Inter-cellular expression variability is independent of cell number sampled per stage.
As with any population statistic, a relationship exists between our ability to estimate variability and the number of samples
collected. In the context of this study, most stages featured a different number of cells that were profiled, a design that
reflects both biological factors and technical capabilities. To investigate the degree of dependency between cell number
and variability, we estimated the inter-cellular expression variability using a fixed number of four cells sampled from the
total number of cells available, and these calculations were done for all possible 4-cell combinations (outlined in the
schematic below).
The boxplots show that comparisons between variability estimates based on the 4-cell combinations and total cells
available displayed negligible difference, and we were able to see the same trends recapitulated across the four stages. Red
boxes reflect the inter-cellular variability obtained with the available number of cells, e.g. estimates for morula were based
on ten cells. Therefore we concluded that the number of cells was not driving the differences observed in variability
across developmental stage.
Assessing the preservation of specific genes when the number of embryos are reduced.
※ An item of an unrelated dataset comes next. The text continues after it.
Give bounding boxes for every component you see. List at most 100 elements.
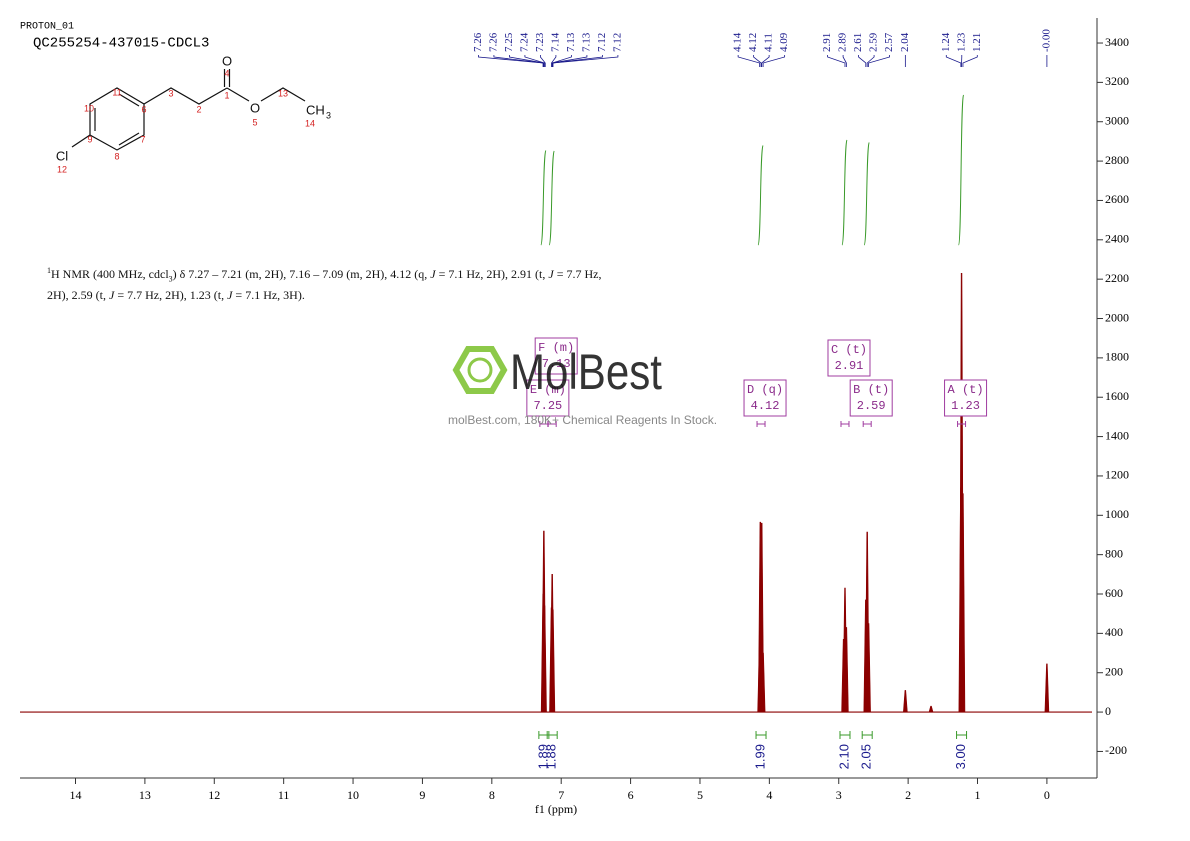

One way to assess the stability of our results is to determine the amount of overlap in the specific genes obtained with
original results when the data is halved or reduced. Since the intention of calculating the intercellular expression
variability is to assess variability within an embryo, we wanted to ensure that data reduction was done in a way where the
cells from an embryo were retained. Therefore, we dropped one embryo from each stage available, i.e. for 4-cell we used
the data from only two out of the three embryos.
When we drop one of the embryos from each stage, there are 54 unique combinations for forming this reduced data set.
For each permutation now, we have two embryos for the 4-cell stage, two embryos for the 8-cell stage , one embryo for
the morula stage, and two embryos for the blastocyst stage.
For each reduced data set, we applied Levene’s test to determine which genes had a significant change in expression
variability across stage. For genes with a non-significant P-value (Benjamini-Hochberg adjusted P-value > 0.05), we
clustered their SDC values based on a Normal mixture model into three clusters representing low, medium and high levels
of expression variability. Stable genes were designated as those belonging to the cluster with the lowest level of average
expression per stage (in all permutations, there was one cluster that had the lowest level of variability for at least three out
of four stages). We compared the overlap in stable and variable genes with the original lists that were determined on the
full set of data.
Although there were no genes that were present consistently in all overlaps between the stable gene lists computed for the
54 reduced data sets, when we calculate the union of all stable gene lists , we find that the 955 stable genes are all
represented. The same result was obtained for the variable genes. This suggests that if we take all the gene lists from all
54 reduced data sets we will be able to recover the original stable and variable gene lists that were identified from the full
data set.
These results show that there is some consistency observed between the identity of genes that are stable or variable,
however it is important to keep in mind that with only one or two embryos per stage, it will still be more challenging to
estimate gene expression variability than having access to three embryos.